One novelty of our work is that we find a variable that doesn't need to be estimated -- the 1 - alpha expected coverage is known exactly and therefore the bound can apply without any sampling and confidence intervals.

Regarding the point c. please note that the smoothing-based bound could be computed for any arbitrary smoothing function and threat model B(x), we use L2 and isotropic Gaussian as an example, and in Section 3.1 we discuss how to find the bound for any other smoothing/ball following the results from [22].

最终决定

This paper proposes RCP1 (Robust Conformal Prediction with one sample), a method that significantly reduces the computational overhead of robust conformal prediction. Standard RCP methods require many model evaluations per input, whereas RCP1 demonstrates that robustness can be certified with a single randomly perturbed input and a binary certificate.
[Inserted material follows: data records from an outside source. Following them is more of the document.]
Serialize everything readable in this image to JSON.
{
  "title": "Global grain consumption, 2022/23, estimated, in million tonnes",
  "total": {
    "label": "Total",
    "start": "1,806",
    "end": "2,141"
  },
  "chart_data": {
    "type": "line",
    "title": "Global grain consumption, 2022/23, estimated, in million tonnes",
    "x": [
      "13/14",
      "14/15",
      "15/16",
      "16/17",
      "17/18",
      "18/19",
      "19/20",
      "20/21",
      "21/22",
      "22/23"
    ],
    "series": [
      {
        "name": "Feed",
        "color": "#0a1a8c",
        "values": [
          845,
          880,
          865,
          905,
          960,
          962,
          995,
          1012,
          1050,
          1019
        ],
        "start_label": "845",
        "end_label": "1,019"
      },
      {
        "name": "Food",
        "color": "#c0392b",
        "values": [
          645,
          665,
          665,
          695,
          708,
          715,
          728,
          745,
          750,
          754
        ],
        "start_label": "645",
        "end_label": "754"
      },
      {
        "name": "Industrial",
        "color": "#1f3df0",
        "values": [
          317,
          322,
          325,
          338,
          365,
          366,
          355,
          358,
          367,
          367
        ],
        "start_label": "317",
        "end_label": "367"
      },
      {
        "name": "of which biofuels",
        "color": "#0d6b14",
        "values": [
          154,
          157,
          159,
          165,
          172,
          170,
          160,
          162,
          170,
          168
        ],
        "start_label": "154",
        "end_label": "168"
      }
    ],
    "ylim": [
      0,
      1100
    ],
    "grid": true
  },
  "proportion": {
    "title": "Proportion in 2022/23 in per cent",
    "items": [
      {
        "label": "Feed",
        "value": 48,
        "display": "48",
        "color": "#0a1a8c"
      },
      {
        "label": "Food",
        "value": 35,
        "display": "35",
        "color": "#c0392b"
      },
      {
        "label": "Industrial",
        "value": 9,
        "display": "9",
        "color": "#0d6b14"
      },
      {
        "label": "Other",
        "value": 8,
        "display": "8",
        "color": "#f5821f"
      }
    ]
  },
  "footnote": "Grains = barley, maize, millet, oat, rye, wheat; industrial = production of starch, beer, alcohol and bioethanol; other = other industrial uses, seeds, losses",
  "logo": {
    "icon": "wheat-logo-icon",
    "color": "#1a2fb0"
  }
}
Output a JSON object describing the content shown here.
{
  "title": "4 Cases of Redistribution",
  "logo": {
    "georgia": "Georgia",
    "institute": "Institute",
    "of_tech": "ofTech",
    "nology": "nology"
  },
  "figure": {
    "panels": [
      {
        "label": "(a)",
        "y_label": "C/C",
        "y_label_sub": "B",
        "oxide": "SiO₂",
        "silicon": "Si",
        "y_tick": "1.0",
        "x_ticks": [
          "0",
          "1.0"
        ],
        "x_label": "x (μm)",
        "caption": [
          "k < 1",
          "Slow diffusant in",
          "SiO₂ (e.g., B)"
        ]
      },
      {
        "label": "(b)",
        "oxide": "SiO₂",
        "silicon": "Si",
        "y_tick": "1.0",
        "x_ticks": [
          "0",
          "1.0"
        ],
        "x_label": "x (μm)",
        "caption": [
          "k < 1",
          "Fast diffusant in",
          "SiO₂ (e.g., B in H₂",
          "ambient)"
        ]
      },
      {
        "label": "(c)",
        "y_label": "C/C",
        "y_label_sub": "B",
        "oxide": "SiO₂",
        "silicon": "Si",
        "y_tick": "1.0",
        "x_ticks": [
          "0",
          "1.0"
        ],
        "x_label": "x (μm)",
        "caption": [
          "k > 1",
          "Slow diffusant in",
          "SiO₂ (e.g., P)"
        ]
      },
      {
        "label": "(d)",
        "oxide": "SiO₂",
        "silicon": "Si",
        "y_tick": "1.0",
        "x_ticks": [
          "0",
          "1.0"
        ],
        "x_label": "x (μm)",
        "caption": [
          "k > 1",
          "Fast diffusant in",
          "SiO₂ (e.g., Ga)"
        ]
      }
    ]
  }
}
Empirically, RCP1 achieves smaller average prediction set sizes compared to state-of-the-art smoothing-based RCP methods, while reducing cost substantially.

After discussion, all reviewers lean towards acceptance, although the majority still consider that the paper remains borderline.

Strengths

  • Novel methodological contribution with clear empirical benefits
  • General approach, applicable to any conformity score

Weaknesses

  • Writing is dense and presentation/notation is sometimes unclear
  • An error was identified in one proof (acknowledged and satisfactorily addressed by the authors)

The authors provided clarifications on the proof, acknowledged typos, and committed to improving presentation. These corrections are expected to address most concerns.